We at NAARM can visualise how AI can make a practical difference for Indian farms: AI-guided irrigation scheduling. By fusing local weather, short-term forecasts, satellite vegetation indices (e.g., NDVI/NDWI), and crop stage, AI models can recommend “when and how much to irrigate” at the plot level. Tying those recommendations to drip or sprinkler systems translates intelligence into action—what micro-irrigation already enables physically, AI makes it timely and precise. As micro-irrigation expands under national programs, an app-level layer that pushes weekly irrigation set-points is the quickest water-savings win.

Early stress detection from the air. Drones and satellites can detect water stress and nutrient deficiencies before the human eye can. A village-level drone entrepreneur can fly 200–300 acres a day, auto-stitch maps, and generate “hotspot lists” for FPO agronomists.
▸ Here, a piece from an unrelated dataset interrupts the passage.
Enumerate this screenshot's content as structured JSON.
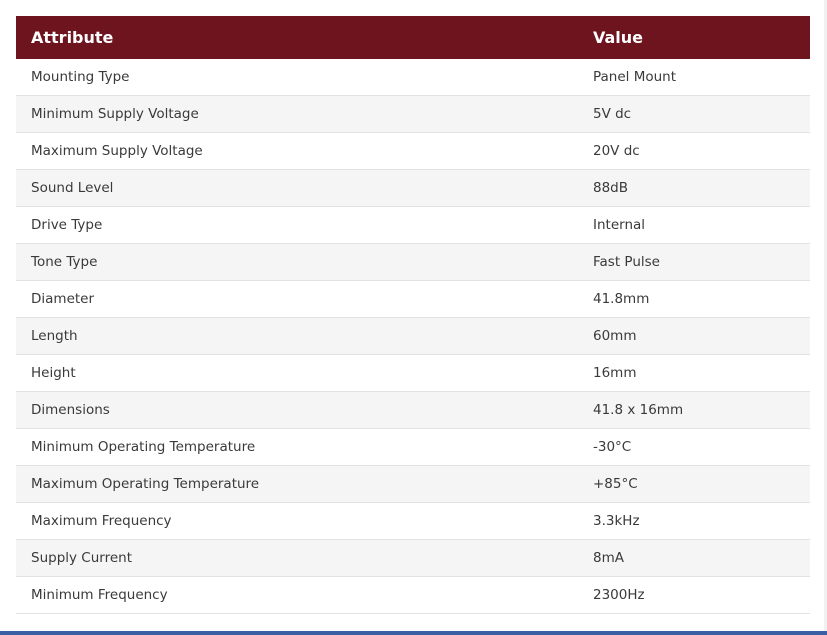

Because Kisan Drone workflows are now codified—assessment, nutrient mapping, and targeted spraying—the path from detection to correction is short and service-oriented.

Variable-rate inputs and prescription maps. India’s soils vary every few metres. AI can translate soil tests, past yields, and imagery into “prescription maps” for nitrogen, potash, or micronutrients. While true variable-rate applicators are still rare among smallholders, there’s a low-tech bridge: plot-wise dose sheets that adjust quantities for each patch, executed by CHC sprayers or drone service providers. This is precision without expensive hardware.
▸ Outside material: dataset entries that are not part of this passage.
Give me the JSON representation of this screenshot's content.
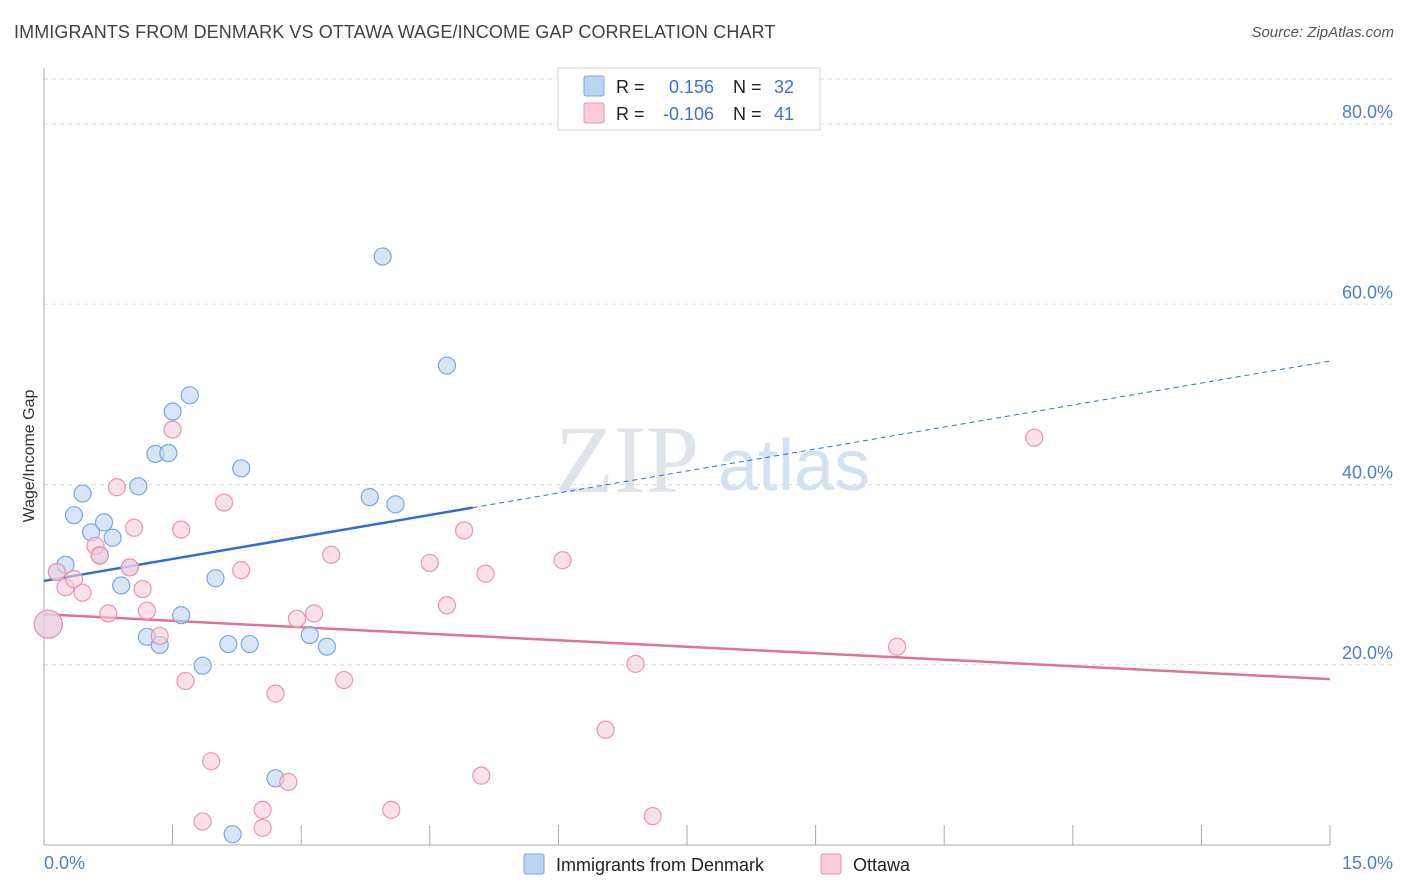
{
  "title": "IMMIGRANTS FROM DENMARK VS OTTAWA WAGE/INCOME GAP CORRELATION CHART",
  "source": "Source: ZipAtlas.com",
  "watermark": {
    "zip": "ZIP",
    "atlas": "atlas"
  },
  "colors": {
    "blue_fill": "#bcd4f4",
    "blue_stroke": "#7aa7dd",
    "blue_line": "#2f6fd0",
    "pink_fill": "#f8ccd9",
    "pink_stroke": "#e895b0",
    "pink_line": "#e0729a",
    "tick_text": "#4a7fcf",
    "grid": "#dcdcdc"
  },
  "legend_top": {
    "rows": [
      {
        "r_label": "R =",
        "r_value": "0.156",
        "n_label": "N =",
        "n_value": "32"
      },
      {
        "r_label": "R =",
        "r_value": "-0.106",
        "n_label": "N =",
        "n_value": "41"
      }
    ]
  },
  "legend_bottom": {
    "items": [
      "Immigrants from Denmark",
      "Ottawa"
    ]
  },
  "chart_data": {
    "type": "scatter",
    "title": "IMMIGRANTS FROM DENMARK VS OTTAWA WAGE/INCOME GAP CORRELATION CHART",
    "xlabel": "",
    "ylabel": "Wage/Income Gap",
    "xlim": [
      0,
      15
    ],
    "ylim": [
      0,
      85
    ],
    "x_tick_labels": [
      "0.0%",
      "15.0%"
    ],
    "y_ticks": [
      20,
      40,
      60,
      80
    ],
    "y_tick_labels": [
      "20.0%",
      "40.0%",
      "60.0%",
      "80.0%"
    ],
    "grid": "horizontal dashed",
    "legend": "top-center and bottom",
    "series": [
      {
        "name": "Immigrants from Denmark",
        "r": 0.156,
        "n": 32,
        "trend": {
          "x": [
            0,
            15
          ],
          "y": [
            29.3,
            53.7
          ],
          "solid_until_x": 5.0
        },
        "points": [
          [
            0.05,
            24.5
          ],
          [
            0.15,
            30.3
          ],
          [
            0.25,
            31.1
          ],
          [
            0.35,
            36.6
          ],
          [
            0.45,
            39.0
          ],
          [
            0.55,
            34.7
          ],
          [
            0.65,
            32.2
          ],
          [
            0.7,
            35.8
          ],
          [
            0.8,
            34.1
          ],
          [
            0.9,
            28.8
          ],
          [
            1.0,
            30.8
          ],
          [
            1.1,
            39.8
          ],
          [
            1.2,
            23.1
          ],
          [
            1.3,
            43.4
          ],
          [
            1.35,
            22.2
          ],
          [
            1.45,
            43.5
          ],
          [
            1.5,
            48.1
          ],
          [
            1.6,
            25.5
          ],
          [
            1.7,
            49.9
          ],
          [
            1.85,
            19.9
          ],
          [
            2.0,
            29.6
          ],
          [
            2.15,
            22.3
          ],
          [
            2.2,
            1.2
          ],
          [
            2.3,
            41.8
          ],
          [
            2.4,
            22.3
          ],
          [
            2.7,
            7.4
          ],
          [
            3.1,
            23.3
          ],
          [
            3.3,
            22.0
          ],
          [
            3.8,
            38.6
          ],
          [
            3.95,
            65.3
          ],
          [
            4.1,
            37.8
          ],
          [
            4.7,
            53.2
          ]
        ]
      },
      {
        "name": "Ottawa",
        "r": -0.106,
        "n": 41,
        "trend": {
          "x": [
            0,
            15
          ],
          "y": [
            25.6,
            18.4
          ]
        },
        "points": [
          [
            0.05,
            24.5
          ],
          [
            0.15,
            30.3
          ],
          [
            0.25,
            28.6
          ],
          [
            0.35,
            29.5
          ],
          [
            0.45,
            28.0
          ],
          [
            0.6,
            33.2
          ],
          [
            0.65,
            32.1
          ],
          [
            0.75,
            25.7
          ],
          [
            0.85,
            39.7
          ],
          [
            1.0,
            30.8
          ],
          [
            1.05,
            35.2
          ],
          [
            1.15,
            28.4
          ],
          [
            1.2,
            26.0
          ],
          [
            1.35,
            23.2
          ],
          [
            1.5,
            46.1
          ],
          [
            1.6,
            35.0
          ],
          [
            1.65,
            18.2
          ],
          [
            1.85,
            2.6
          ],
          [
            1.95,
            9.3
          ],
          [
            2.1,
            38.0
          ],
          [
            2.3,
            30.5
          ],
          [
            2.55,
            1.9
          ],
          [
            2.55,
            3.9
          ],
          [
            2.7,
            16.8
          ],
          [
            2.85,
            7.0
          ],
          [
            2.95,
            25.1
          ],
          [
            3.15,
            25.7
          ],
          [
            3.35,
            32.2
          ],
          [
            3.5,
            18.3
          ],
          [
            4.05,
            3.9
          ],
          [
            4.5,
            31.3
          ],
          [
            4.7,
            26.6
          ],
          [
            4.9,
            34.9
          ],
          [
            5.1,
            7.7
          ],
          [
            5.15,
            30.1
          ],
          [
            6.05,
            31.6
          ],
          [
            6.55,
            12.8
          ],
          [
            6.9,
            20.1
          ],
          [
            7.1,
            3.2
          ],
          [
            9.95,
            22.0
          ],
          [
            11.55,
            45.2
          ]
        ]
      }
    ]
  }
}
Demand-supply alignment under climate volatility. When extreme rain hits or a heat spell shortens crop duration, AI models can estimate local yield shifts and guide timely advisories: stagger sowing dates, switch varieties with shorter duration, or pre-book irrigation turns. Combining the government’s planned digital crop survey and registries with weather and market feeds can produce FPO-level dashboards that reduce losses from mistimed operations.

Groundwater and energy optimisation. AI can forecast day-ahead irrigation needs across a command area, enabling utilities or community solar pumps to schedule power efficiently, reducing peak loads and encouraging off-peak irrigation. Over time, such forecasting can inform water budgeting at the panchayat level—a pragmatic alternative when formal pricing is hard to implement.
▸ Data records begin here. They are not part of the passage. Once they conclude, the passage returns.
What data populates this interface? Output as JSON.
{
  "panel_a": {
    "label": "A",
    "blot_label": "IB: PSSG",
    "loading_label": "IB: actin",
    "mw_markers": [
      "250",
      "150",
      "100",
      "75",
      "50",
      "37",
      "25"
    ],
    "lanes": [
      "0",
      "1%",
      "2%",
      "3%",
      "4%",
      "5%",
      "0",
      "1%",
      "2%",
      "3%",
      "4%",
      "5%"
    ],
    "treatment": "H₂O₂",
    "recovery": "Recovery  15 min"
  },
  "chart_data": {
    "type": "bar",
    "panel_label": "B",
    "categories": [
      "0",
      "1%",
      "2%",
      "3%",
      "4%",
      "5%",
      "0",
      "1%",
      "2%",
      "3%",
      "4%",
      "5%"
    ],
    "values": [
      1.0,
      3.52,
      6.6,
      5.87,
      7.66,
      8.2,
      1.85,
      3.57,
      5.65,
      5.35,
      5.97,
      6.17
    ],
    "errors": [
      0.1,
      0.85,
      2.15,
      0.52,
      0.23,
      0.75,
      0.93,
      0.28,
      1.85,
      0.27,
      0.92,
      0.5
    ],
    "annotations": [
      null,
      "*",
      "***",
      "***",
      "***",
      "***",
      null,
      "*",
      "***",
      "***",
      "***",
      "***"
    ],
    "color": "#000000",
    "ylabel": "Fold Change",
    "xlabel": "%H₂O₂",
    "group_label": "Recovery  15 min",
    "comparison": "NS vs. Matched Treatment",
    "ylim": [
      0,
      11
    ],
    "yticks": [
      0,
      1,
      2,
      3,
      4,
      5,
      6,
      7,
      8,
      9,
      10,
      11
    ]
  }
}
Why this time things could be different. First, many precision tools have crossed a cost threshold. Entry-level multispectral mapping and variable-rate spraying via drones are now serviceable at the village scale. Second, policy and programs have created real footholds—millions of hectares under drip/sprinkler irrigation, a growing network of CHCs, and formalised drone use cases.  Third, India’s digital rails—Aadhaar, UPI, and now agriculture-specific DPI—make it possible to deliver targeted advisories and payments quickly, reducing leakages and ensuring that “precision” is not just agronomic but administrative. Finally, climate pressure is shifting the calculus from “nice to have” to “must have”: when a ten-day heatwave can erase a season’s margin, the value of timely, precise action becomes obvious.

A practical, near-term action plan for districts could be to map 100% of FPO acres with drones at sowing and mid-season; push weekly AI-based irrigation schedules to drip users; run two targeted nutrient sprays based on stress maps; and measure outcomes (yield, water pumped, electricity used) to unlock small incentive payments. Blend this with Soil Health Cards, PMKSY support, and CHC capacity, and you have a flywheel: data → advice → action → verification → reward.

India doesn’t need copy-paste precision agriculture from giant farms; it needs precision that respects small plots, seasonal cash flows, and community decision-making. With drones as village utilities, CHCs as the last-mile machine room, and AI as the quiet optimiser behind the scenes, we can cut water use, steady yields, and raise incomes—field by field, season by season. The tools are here, the rails are being laid, and the climate clock is ticking. The next green leap will be measured not just in tonnes per hectare, but in litres saved per kilogram—and in how intelligently we make each drop count.